Although holistic parenting can take many routes, here are some simple things every parent can to do to begin their holistic living journey:

  • Stay informed – Being informed in our parenting and health care choices are cornerstones of whole living. From childbirth options to nutrition, from education alternatives to discipline, holistic parenting seeks a natural path. Parents should look beyond the surface to assess the risks and benefits of their choices to understand how their choices impact their lives on physical, spiritual, and emotional levels. Modern technology has enabled parents to access a wealth of information and to become aware of less conventional perspectives. Parents need to become advocates for themselves, their children, and our planet, and to be open to information that resonates with them regardless of whether or not the data confers with “mainstream” perspectives.
  • Cultivate trust – Living holistically starts with a shift in your perspective away from fear and uncertainty and toward trust in yourself, your body, and nature’s healing power. Cultivating this trust is challenging, but uncovering it is a source of empowerment. From childbirth and breastfeeding to natural healing, trusting in the body and its amazing abilities enables us to recognize that nature holds many miracles. This also means trusting in the needs of our children. We all know babies have needs and wants, but our society tends to minimize their levels of consciousness and awareness. If we trust in our babies’ abilities to know what they need, we will parent more successfully.
  • Tune into your wisdom – Deep within ourselves lies our inner wisdom and intuition. What feels right to us may not be the most traveled path but often will best serve our families. This wisdom guides not only our parenting styles but also simple choices we make everyday. Many times, we may wonder if something is really “good” for us, even if it is considered “safe” by the authorities. If your wisdom is questioning, become informed and seek alternatives. Parenting from the heart and trusting in our instinct honors our own wisdom and abilities.
  • Go natural – The preponderance of chemicals in our food, homes, and environment is wreaking havoc on our health. A 2004 article in The Journal of Pediatrics advised pediatricians to discuss the neurological risks of exposing babies to pesticides, whether through foods or environmental exposure on lawns. In the article, it was noted that the blood-brain barrier in babies is easily crossed by chemicals, thus reducing exposure is essential. They also noted that “we are currently able to characterize pediatric risks for only a handful of the approximately 80,000 man-made chemicals that have entered the environment since World War II.” We need to look for safe, non-toxic products to care for our homes, and to eliminate artificial ingredients, preservatives, and pesticides from our food for the health of our families, and our environment.

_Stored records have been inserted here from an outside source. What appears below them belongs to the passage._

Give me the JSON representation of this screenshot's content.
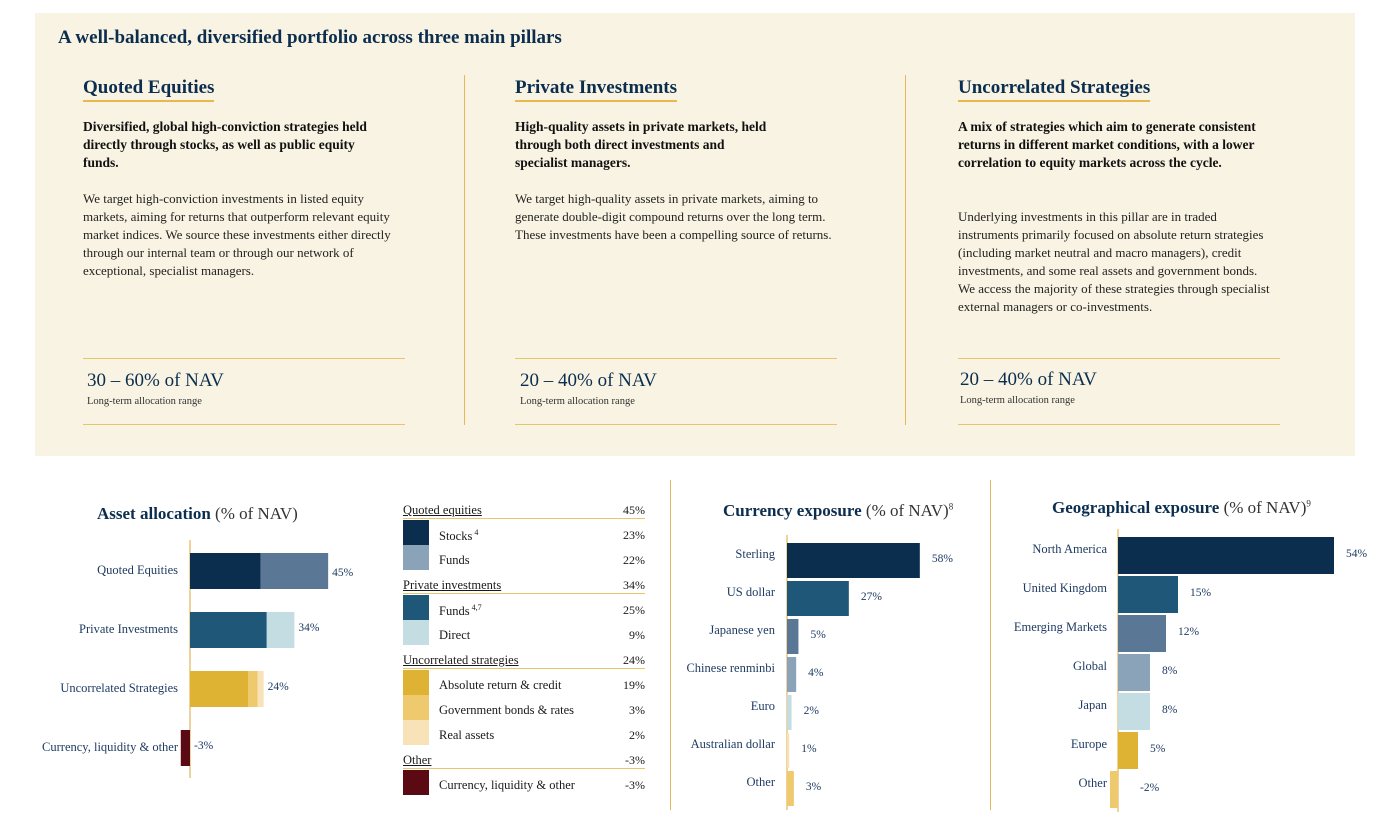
{
  "page": {
    "title": "A well-balanced, diversified portfolio across three main pillars"
  },
  "pillars": [
    {
      "title": "Quoted Equities",
      "lead": "Diversified, global high-conviction strategies held directly through stocks, as well as public equity funds.",
      "body": "We target high-conviction investments in listed equity markets, aiming for returns that outperform relevant equity market indices. We source these investments either directly through our internal team or through our network of exceptional, specialist managers.",
      "range": "30 – 60% of NAV",
      "range_note": "Long-term allocation range"
    },
    {
      "title": "Private Investments",
      "lead": "High-quality assets in private markets, held through both direct investments and specialist managers.",
      "body": "We target high-quality assets in private markets, aiming to generate double-digit compound returns over the long term. These investments have been a compelling source of returns.",
      "range": "20 – 40% of NAV",
      "range_note": "Long-term allocation range"
    },
    {
      "title": "Uncorrelated Strategies",
      "lead": "A mix of strategies which aim to generate consistent returns in different market conditions, with a lower correlation to equity markets across the cycle.",
      "body": "Underlying investments in this pillar are in traded instruments primarily focused on absolute return strategies (including market neutral and macro managers), credit investments, and some real assets and government bonds. We access the majority of these strategies through specialist external managers or co-investments.",
      "range": "20 – 40% of NAV",
      "range_note": "Long-term allocation range"
    }
  ],
  "colors": {
    "navy": "#0b2e4f",
    "steel": "#5a7795",
    "teal": "#1f5778",
    "light_blue": "#c3dde3",
    "mid_blue": "#8aa3b8",
    "gold": "#deb232",
    "gold_light": "#efc96e",
    "cream": "#f8e3b8",
    "maroon": "#5b0a14",
    "axis": "#e3b85a"
  },
  "chart_data": [
    {
      "type": "bar",
      "orientation": "horizontal",
      "stacked": true,
      "title": "Asset allocation",
      "title_suffix": "(% of NAV)",
      "categories": [
        "Quoted Equities",
        "Private Investments",
        "Uncorrelated Strategies",
        "Currency, liquidity & other"
      ],
      "totals": [
        45,
        34,
        24,
        -3
      ],
      "value_labels": [
        "45%",
        "34%",
        "24%",
        "-3%"
      ],
      "segments": [
        [
          {
            "name": "Stocks",
            "value": 23,
            "color": "#0b2e4f"
          },
          {
            "name": "Funds",
            "value": 22,
            "color": "#5a7795"
          }
        ],
        [
          {
            "name": "Funds",
            "value": 25,
            "color": "#1f5778"
          },
          {
            "name": "Direct",
            "value": 9,
            "color": "#c3dde3"
          }
        ],
        [
          {
            "name": "Absolute return & credit",
            "value": 19,
            "color": "#deb232"
          },
          {
            "name": "Government bonds & rates",
            "value": 3,
            "color": "#efc96e"
          },
          {
            "name": "Real assets",
            "value": 2,
            "color": "#f8e3b8"
          }
        ],
        [
          {
            "name": "Currency, liquidity & other",
            "value": -3,
            "color": "#5b0a14"
          }
        ]
      ]
    },
    {
      "type": "table",
      "title": "",
      "groups": [
        {
          "name": "Quoted equities",
          "value": "45%",
          "items": [
            {
              "name": "Stocks",
              "sup": "4",
              "value": "23%",
              "color": "#0b2e4f"
            },
            {
              "name": "Funds",
              "sup": "",
              "value": "22%",
              "color": "#8aa3b8"
            }
          ]
        },
        {
          "name": "Private investments",
          "value": "34%",
          "items": [
            {
              "name": "Funds",
              "sup": "4,7",
              "value": "25%",
              "color": "#1f5778"
            },
            {
              "name": "Direct",
              "sup": "",
              "value": "9%",
              "color": "#c3dde3"
            }
          ]
        },
        {
          "name": "Uncorrelated strategies",
          "value": "24%",
          "items": [
            {
              "name": "Absolute return & credit",
              "sup": "",
              "value": "19%",
              "color": "#deb232"
            },
            {
              "name": "Government bonds & rates",
              "sup": "",
              "value": "3%",
              "color": "#efc96e"
            },
            {
              "name": "Real assets",
              "sup": "",
              "value": "2%",
              "color": "#f8e3b8"
            }
          ]
        },
        {
          "name": "Other",
          "value": "-3%",
          "items": [
            {
              "name": "Currency, liquidity & other",
              "sup": "",
              "value": "-3%",
              "color": "#5b0a14"
            }
          ]
        }
      ]
    },
    {
      "type": "bar",
      "orientation": "horizontal",
      "title": "Currency exposure",
      "title_suffix": "(% of NAV)",
      "title_sup": "8",
      "categories": [
        "Sterling",
        "US dollar",
        "Japanese yen",
        "Chinese renminbi",
        "Euro",
        "Australian dollar",
        "Other"
      ],
      "values": [
        58,
        27,
        5,
        4,
        2,
        1,
        3
      ],
      "value_labels": [
        "58%",
        "27%",
        "5%",
        "4%",
        "2%",
        "1%",
        "3%"
      ],
      "colors": [
        "#0b2e4f",
        "#1f5778",
        "#5a7795",
        "#8aa3b8",
        "#c3dde3",
        "#f8e3b8",
        "#efc96e"
      ]
    },
    {
      "type": "bar",
      "orientation": "horizontal",
      "title": "Geographical exposure",
      "title_suffix": "(% of NAV)",
      "title_sup": "9",
      "categories": [
        "North America",
        "United Kingdom",
        "Emerging Markets",
        "Global",
        "Japan",
        "Europe",
        "Other"
      ],
      "values": [
        54,
        15,
        12,
        8,
        8,
        5,
        -2
      ],
      "value_labels": [
        "54%",
        "15%",
        "12%",
        "8%",
        "8%",
        "5%",
        "-2%"
      ],
      "colors": [
        "#0b2e4f",
        "#1f5778",
        "#5a7795",
        "#8aa3b8",
        "#c3dde3",
        "#deb232",
        "#efc96e"
      ]
    }
  ]
}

  • Live lightly on the earth – Living holistically means recognizing the interconnectedness of our choices. Treading lightly by supporting industries that nurture the earth (such as organic farming), incorporating green practices into your life (such as recycling), and giving back of yourself through volunteer work are essential components of natural living. As parents, we can educate our children to take simple but important steps to conserve, reuse, and to live simply and thoughtfully for themselves and future generations.
  • Find support – While all things “green” may be increasingly popular, living a holistic lifestyle continues to be considered “alternative” and often garners criticism from our own families and friends. Interacting with others who share similar philosophies is empowering and helps parents find the tools they need to grow a healthy family. Social support itself is health creating. Recent studies show that being socially connected to others can improve your physical health and is linked to lower mortality rates. Connecting with like-minded parents can help you learn and share as you continue your journey to a more natural and balanced life.